My Pre 17 K22 with Herret's Grips in a Bianchi model 5BH holster.


----------



## tex45acp (May 26, 2006)

When carrying my Custom Ruger Redhawk in the field or at the range the DeSantis Scabbard gets the nod.


----------



## JJB (Dec 27, 2006)

i like to carry my model 27 in a bianchi ranger holster and belt rig i got a several tears ago made of what i think called ballistic nylon... i just have a hard time putting my gun in holster made of animal skin in the 21st century.............................................


----------



## Baldy (Jun 21, 2006)

For CC I got a Galco and Don Hume I like real well. For the woods I got a old police holster for a 4" revolver I like.
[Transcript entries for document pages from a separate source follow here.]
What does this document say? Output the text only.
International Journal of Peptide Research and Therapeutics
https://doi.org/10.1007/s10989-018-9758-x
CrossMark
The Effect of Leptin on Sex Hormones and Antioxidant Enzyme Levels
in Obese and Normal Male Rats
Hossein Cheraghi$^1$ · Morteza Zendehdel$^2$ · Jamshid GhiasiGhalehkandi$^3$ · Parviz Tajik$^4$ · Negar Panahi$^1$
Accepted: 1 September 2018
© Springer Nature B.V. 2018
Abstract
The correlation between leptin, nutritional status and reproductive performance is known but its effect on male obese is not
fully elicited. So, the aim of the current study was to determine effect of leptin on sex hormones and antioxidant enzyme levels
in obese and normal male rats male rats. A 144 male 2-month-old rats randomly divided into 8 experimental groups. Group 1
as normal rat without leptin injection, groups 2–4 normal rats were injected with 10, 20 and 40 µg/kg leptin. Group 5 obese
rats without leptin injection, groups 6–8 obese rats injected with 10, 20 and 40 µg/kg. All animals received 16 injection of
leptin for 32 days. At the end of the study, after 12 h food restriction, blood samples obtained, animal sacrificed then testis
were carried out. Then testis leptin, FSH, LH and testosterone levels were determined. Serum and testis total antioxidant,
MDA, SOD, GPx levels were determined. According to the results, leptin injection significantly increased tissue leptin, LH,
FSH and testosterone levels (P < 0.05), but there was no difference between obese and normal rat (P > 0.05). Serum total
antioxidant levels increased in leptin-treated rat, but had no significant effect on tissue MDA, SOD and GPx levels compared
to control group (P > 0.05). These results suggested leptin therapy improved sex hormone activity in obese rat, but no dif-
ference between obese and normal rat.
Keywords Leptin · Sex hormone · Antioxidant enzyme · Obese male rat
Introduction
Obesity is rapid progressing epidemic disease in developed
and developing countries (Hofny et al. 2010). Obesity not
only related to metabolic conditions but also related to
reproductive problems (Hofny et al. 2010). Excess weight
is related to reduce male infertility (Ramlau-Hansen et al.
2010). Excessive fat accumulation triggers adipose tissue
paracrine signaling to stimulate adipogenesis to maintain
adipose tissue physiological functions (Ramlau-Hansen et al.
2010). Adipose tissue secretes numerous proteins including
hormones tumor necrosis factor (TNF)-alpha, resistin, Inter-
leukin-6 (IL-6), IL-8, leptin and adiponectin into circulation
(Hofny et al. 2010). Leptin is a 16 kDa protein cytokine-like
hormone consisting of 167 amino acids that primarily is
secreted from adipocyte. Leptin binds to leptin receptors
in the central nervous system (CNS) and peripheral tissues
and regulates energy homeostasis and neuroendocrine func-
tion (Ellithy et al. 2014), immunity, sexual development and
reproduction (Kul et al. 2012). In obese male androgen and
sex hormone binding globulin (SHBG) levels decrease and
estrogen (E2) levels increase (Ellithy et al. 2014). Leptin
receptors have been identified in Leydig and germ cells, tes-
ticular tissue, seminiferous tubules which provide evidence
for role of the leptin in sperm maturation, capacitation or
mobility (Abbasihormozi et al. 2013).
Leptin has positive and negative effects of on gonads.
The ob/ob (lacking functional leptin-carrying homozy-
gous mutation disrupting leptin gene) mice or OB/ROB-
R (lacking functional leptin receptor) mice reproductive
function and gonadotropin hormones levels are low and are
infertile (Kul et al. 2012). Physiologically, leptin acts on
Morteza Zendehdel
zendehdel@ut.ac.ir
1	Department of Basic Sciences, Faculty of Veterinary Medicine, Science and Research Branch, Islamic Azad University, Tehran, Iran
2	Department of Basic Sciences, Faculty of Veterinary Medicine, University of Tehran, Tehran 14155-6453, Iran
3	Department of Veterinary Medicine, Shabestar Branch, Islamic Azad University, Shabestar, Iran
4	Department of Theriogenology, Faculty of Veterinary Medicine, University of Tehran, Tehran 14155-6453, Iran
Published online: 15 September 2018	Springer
I don't even know the make.


----------



## bill111444 (Apr 10, 2008)

I like the Blackhawk Serpa, the gun fits snug in the holster and easy in easy out. There is a lock version and a non-lock version. I have both.


----------



## arkansasbowman (Apr 16, 2008)

*Bianchi has been my perference*

However though boring the uncle mikes have served me well also


----------



## JeffWard (Aug 24, 2007)

Galco Matrix for CC and Range. Don Hume First Agent if I wanna feel classy in leather... But the Matrix is 80% now.

JW


----------



## Mavrick (Feb 24, 2009)

I picked the Galco version of the Yaqui slide for CC with my Government model, and if I'm just "in the field" I just don't wear a jacket. 
I have several Bianchi 5B's for each of my "outside" guns...4" N-frame and 6" N-frame, and a BAR K version of the Tom Threepersons, for my 4 5/8" Blackhawk .30 Carbine.
I like the high-ride holster for any handgun that doesn't have too long a barrel to use that way.
Have fun,
Gene


----------



## Pistolero (Mar 6, 2009)

My personal favorite is the High Noon Slide Guard.


----------



## kev74 (Mar 22, 2008)

A Fobus for my PT92 and a DeSantis Dual Carry for the Bernardelli. The .22 doesn't ride in a holster.


----------



## bill111444 (Apr 10, 2008)

I think the bianchi accu-mold is one of the best holsters going for walking through the woods or at the range, you can holster your gun while doing things instead of setting it on a table. Sturdy ballistic material and a strap to keep it in place.


----------